Enquanto muita gente joga pedra nas obras de integração do rio São Francisco, outros entoam diariamente os versos de Dominguinhos e Anastácia cantados por Gilberto Gil: Traga-me um copo d’água, tenho sede / e essa sede pode me matar.
Sem dúvida, qualquer grande obra sempre trará consigo uma penca de polêmicas, com questionamentos válidos sobre benefícios e malefícios de sua implementação. Por isso, são exigidos aprofundados estudos de impactos ambientais para o levantamento das potenciais consequências negativas da obra e quais ações mitigatórias poderão ser tomadas.
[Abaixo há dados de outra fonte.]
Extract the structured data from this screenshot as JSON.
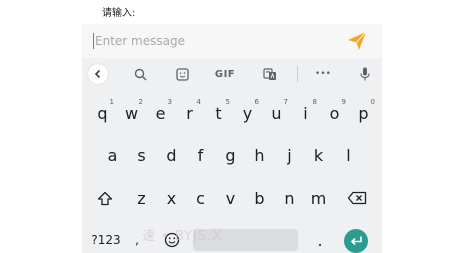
{
  "prompt": {
    "label": "请输入:"
  },
  "input": {
    "placeholder": "Enter message",
    "value": ""
  },
  "colors": {
    "accent": "#f5a623",
    "enter": "#2b9d8f",
    "keyboard_bg": "#eef0f2"
  },
  "toolbar": {
    "items": [
      {
        "icon": "chevron-left-icon"
      },
      {
        "icon": "search-icon"
      },
      {
        "icon": "sticker-icon"
      },
      {
        "label": "GIF"
      },
      {
        "icon": "translate-icon"
      },
      {
        "icon": "more-icon",
        "label": "•••"
      },
      {
        "icon": "mic-icon"
      }
    ]
  },
  "keyboard": {
    "row1": [
      {
        "key": "q",
        "hint": "1"
      },
      {
        "key": "w",
        "hint": "2"
      },
      {
        "key": "e",
        "hint": "3"
      },
      {
        "key": "r",
        "hint": "4"
      },
      {
        "key": "t",
        "hint": "5"
      },
      {
        "key": "y",
        "hint": "6"
      },
      {
        "key": "u",
        "hint": "7"
      },
      {
        "key": "i",
        "hint": "8"
      },
      {
        "key": "o",
        "hint": "9"
      },
      {
        "key": "p",
        "hint": "0"
      }
    ],
    "row2": [
      "a",
      "s",
      "d",
      "f",
      "g",
      "h",
      "j",
      "k",
      "l"
    ],
    "row3": [
      "z",
      "x",
      "c",
      "v",
      "b",
      "n",
      "m"
    ],
    "bottom": {
      "symbols_label": "?123",
      "comma": ",",
      "period": "."
    }
  },
  "watermark": "速 • BYJS.X"
}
Quando vejo discussões acaloradas sobre grandes obras de infraestrutura nacional, percebo que a maior falha dos governos sempre provém de uma péssima forma de envolvimento da população na tomada de decisões. Tenho certa desconfiança que tal déficit não é por falta de conhecimento, mas sim por estratégia, a qual, quando adotada, busca afastar os olhos dos maiores fiscais do governo, a população, de suas tenebrosas transações.
Há pouco mais de uma semana, as águas transpostas do rio São Francisco chegaram ao território da Paraíba, renovando as discussões sobre o tema. De um lado, beneficiários agradecem, festejam e vislumbram um futuro menos árduo, com uma maior oferta de água na região. Do outro lado, usuários das águas do Velho Chico e ambientalistas destacam impactos negativos potenciais em um ambiente fluvial já altamente fragilizado, por décadas de descaso e exploração não planejada.
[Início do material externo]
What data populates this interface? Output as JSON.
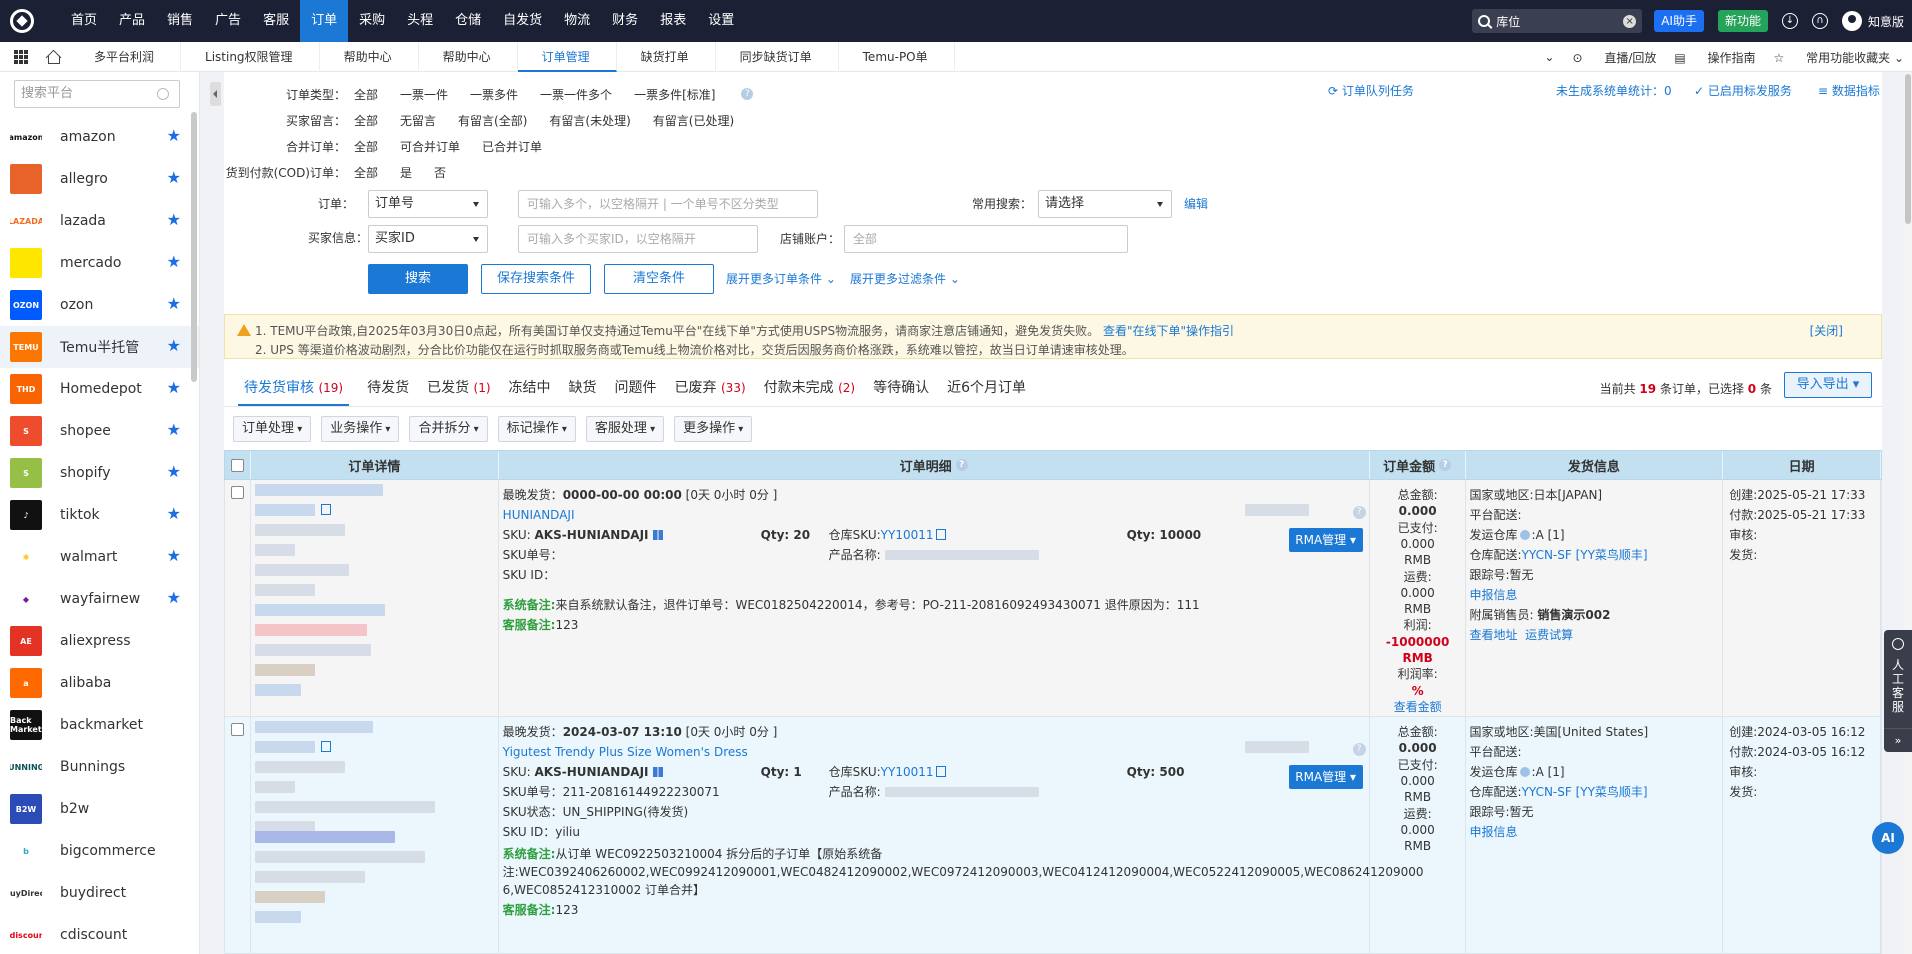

Tecnicamente falando, uma transposição deve ser realizada com uma vazão limite que não cause a degradação irreversível do corpo hídrico fonte, garantindo a melhor relação benefício/custo possível. Assim, o volume de água retirado do rio São Francisco deveria ser estimado segundo seu regime de vazões de estiagem, garantindo impactos mínimos nas épocas mais frágeis. Da forma correta, com uma boa gestão das águas, um país com o potencial hídrico como o Brasil, poderá reduzir drasticamente a penúria de parte da população que sofre diariamente com secas históricas.
O eng. Agrônomo e Pesquisador da Fundação Joaquim Nabuco, João Suassuna, já alertava há muito tempo sobre questões a serem respondidas antes de se iniciarem as obras para a transposição, como quais seriam as perdas por evaporação, quem seriam os maiores beneficiados (consumo ou irrigação), como a obra seria paga e que parte seria internalizada no preço da água, entre outras dúvidas, que ainda permanecem sem respostas precisas.
Outras contribuições do eng. Suassuna dizem respeito a possíveis transposições que beneficiariam o próprio Velho Chico, com águas do rio Tocantins e de alguns afluentes ou de lagoas existentes na região, como as do Jalapão e Varedão, as quais teriam a melhor viabilidade, segundo o pesquisador.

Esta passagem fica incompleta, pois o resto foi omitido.